Саша стояла посреди кабинета, а два гестаповца внимательно рассматривали ее. Старший полистал какие-то бумаги, лежавшие перед ним на столе, и Саша догадалась, что эти бумаги имеют к ней какое-то отношение. Наверное, в кабинете только что шел разговор о ней.
Оберштурмбанфюрер что-то шепнул второму гестаповцу, и тот, повернувшись к Саше, спросил ее по-немецки:
— Предпочтете говорить на немецком языке или на своем родном?
Саша хорошо поняла вопрос, но сделала вид, что недоумевает:
— Не знаю, что вы спрашиваете... Гестаповец повторил вопрос по-русски.
— Предпочитаю совсем не говорить с вами, — услышал он в ответ.
— Нам это известно, — сказал эсэсовец довольно спокойно. — В Калинковичах вы не назвали даже своего имени. Там не сумели расположить вас к разговору, барышня. Но, надеюсь, что у нас вы станете более общительны. Как ваше имя, кстати?
— Не имеет значения.
— О! — рассмеялся гестаповец. — Разведчик предпочитает погибнуть безымянным? Это делает вам честь. Это выглядит даже красиво. Но только не надейтесь, милая, что те, кто послал вас, станут чтить вашу память, как память героини. Мы сумеем создать иное впечатление о вашем поведении. И о вашей смерти, кстати. Но мы вовсе не хотим вашей гибели. Такая молодая и такая красивая девушка...— вам следует наслаждаться жизнью. И вы можете иметь хорошую жизнь...
Гестаповец прервал свою речь, как бы взвешивая, какое впечатление производят его слова. Потом встал, подвинул ей стул:
— Садитесь. Эти грубияны в Калинковичах плохо обошлись с вами, — продолжал свою речь эсэсовец. — К сожалению, они подошли к делу слишком примитивно. И вы напрасно посчитали, что для вас все кончено. О, это далеко не так!
Сделав паузу, очевидно для многозначительности, эсэсовец продолжил:
— Давайте разговаривать по-деловому. Вот наши условия. Вы рассказываете нам все: кто вас послал, ваше задание, пароли, явки в здешних местах, кто вы и кто с вами.
Если вы поступите так, это позволит нам сделать вам снисхождение, учитывая ваш прекрасный пол и не менее прекрасный возраст. Законы военного времени требуют подвергнуть вас смертной казни за шпионаж против германской армии, и там, в Калинковичах, вас уже поспешили приговорить. Но мы освободим вас. Вы получите соответствующие документы и сможете уехать в любую местность, находящуюся под нашим управлением, и жить там спокойно.

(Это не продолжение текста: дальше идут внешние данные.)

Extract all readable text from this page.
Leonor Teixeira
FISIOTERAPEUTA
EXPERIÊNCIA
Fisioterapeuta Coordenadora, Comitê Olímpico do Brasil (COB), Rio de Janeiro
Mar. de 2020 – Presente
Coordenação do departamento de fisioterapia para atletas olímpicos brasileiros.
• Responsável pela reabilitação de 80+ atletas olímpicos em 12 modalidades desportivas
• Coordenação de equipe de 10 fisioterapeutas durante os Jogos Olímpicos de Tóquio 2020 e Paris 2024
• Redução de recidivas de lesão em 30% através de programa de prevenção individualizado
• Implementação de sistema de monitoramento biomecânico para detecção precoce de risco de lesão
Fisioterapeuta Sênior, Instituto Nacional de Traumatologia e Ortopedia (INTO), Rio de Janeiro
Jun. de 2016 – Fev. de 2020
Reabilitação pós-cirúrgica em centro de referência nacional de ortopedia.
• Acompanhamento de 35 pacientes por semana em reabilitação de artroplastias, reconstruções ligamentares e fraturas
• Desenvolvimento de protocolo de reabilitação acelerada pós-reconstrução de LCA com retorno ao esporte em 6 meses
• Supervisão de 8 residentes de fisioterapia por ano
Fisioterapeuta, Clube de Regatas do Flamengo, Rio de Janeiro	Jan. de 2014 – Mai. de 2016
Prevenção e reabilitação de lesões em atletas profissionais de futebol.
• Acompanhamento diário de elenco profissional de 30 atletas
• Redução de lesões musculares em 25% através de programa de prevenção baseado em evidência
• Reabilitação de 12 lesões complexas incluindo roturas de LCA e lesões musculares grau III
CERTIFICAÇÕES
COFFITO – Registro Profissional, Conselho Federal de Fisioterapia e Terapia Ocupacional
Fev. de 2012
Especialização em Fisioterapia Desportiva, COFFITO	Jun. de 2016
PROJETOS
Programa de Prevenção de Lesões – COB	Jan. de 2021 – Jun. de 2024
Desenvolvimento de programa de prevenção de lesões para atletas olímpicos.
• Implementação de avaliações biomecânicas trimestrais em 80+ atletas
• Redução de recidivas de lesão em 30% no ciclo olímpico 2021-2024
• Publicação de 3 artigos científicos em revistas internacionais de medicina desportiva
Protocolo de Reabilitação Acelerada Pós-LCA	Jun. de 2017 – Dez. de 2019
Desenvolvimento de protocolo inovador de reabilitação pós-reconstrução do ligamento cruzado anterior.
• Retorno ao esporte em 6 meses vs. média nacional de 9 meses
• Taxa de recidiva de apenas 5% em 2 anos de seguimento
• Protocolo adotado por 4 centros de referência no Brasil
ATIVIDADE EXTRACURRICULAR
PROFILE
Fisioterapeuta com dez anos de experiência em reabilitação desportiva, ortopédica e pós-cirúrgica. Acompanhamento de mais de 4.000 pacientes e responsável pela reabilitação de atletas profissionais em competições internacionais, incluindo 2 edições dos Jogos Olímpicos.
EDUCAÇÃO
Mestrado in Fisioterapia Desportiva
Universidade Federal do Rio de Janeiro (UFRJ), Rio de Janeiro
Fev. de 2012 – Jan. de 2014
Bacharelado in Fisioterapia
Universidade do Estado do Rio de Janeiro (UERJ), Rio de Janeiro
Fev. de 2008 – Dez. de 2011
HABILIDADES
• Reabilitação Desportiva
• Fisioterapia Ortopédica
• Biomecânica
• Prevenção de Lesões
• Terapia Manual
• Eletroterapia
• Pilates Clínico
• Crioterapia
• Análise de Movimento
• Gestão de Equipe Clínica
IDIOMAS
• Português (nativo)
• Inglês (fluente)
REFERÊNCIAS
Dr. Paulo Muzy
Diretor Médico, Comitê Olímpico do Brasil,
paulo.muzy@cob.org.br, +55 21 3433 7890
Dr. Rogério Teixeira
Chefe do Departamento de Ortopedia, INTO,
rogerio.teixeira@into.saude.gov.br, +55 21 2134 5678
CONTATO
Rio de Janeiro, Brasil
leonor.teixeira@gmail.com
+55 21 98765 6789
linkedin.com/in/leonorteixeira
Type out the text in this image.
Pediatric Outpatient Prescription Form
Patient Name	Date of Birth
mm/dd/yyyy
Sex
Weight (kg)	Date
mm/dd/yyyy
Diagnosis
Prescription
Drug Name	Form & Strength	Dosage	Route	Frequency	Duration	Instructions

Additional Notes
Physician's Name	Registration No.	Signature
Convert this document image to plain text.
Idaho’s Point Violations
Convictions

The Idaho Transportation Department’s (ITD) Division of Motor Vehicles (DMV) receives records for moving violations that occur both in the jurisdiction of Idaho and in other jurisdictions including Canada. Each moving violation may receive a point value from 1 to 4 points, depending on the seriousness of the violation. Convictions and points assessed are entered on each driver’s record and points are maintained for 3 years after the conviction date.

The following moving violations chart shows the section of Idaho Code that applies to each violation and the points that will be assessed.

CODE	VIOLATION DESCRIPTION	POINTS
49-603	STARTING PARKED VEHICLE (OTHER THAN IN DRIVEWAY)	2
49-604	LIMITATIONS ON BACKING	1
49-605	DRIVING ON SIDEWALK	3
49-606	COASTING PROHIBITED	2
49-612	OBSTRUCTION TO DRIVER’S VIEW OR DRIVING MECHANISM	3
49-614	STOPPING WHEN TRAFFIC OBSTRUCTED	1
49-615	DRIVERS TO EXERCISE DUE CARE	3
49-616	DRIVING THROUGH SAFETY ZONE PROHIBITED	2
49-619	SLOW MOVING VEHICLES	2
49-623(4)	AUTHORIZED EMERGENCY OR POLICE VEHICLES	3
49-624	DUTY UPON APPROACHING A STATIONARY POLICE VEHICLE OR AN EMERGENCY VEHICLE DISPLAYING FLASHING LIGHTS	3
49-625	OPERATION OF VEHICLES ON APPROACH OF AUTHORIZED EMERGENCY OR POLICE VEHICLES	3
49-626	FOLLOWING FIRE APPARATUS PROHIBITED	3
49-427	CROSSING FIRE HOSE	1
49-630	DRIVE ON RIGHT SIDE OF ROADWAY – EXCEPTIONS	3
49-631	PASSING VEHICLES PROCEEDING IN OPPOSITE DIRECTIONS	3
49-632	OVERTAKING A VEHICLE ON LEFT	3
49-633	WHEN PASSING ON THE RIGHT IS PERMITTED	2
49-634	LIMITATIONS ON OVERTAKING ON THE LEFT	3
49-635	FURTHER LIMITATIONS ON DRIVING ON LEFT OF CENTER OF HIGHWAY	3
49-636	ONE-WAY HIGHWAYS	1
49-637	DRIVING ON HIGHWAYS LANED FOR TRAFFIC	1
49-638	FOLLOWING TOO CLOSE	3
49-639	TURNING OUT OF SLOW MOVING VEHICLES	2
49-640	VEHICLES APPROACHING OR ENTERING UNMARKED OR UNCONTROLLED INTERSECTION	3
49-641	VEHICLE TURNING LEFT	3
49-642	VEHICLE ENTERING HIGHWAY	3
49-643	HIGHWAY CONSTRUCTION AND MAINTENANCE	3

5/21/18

Но возможен и другой вариант. Мы уверены, что вы — вполне подготовленная разведчица. Иначе вас не отправили бы в такой полет. Ваша квалификация позволяет вам принять и более привлекательное для вас предложение. Вы могли бы служить у нас. Мы предоставим вам такую работу, которая ничем не заставит вас рисковать, но даст вам хорошее обеспечение и сейчас, и в будущем. Может быть, вы думаете, что Россия победит? Да, вермахту пришлось значительно отступить. Но смеется тот, кто смеется последним. Германия еще повернет весь ход войны в свою пользу. Некоторые наши союзники стали нашими врагами. Но ваши союзники могут стать еще более страшными врагами для вас, чем наши для нас. А главное — германский ум скоро даст в руки армии фюрера новое оружие, которое переменит все карты. Впрочем, не будем теоретизировать. Мы предлагаем вам хороший и — поймите это — единственный выход.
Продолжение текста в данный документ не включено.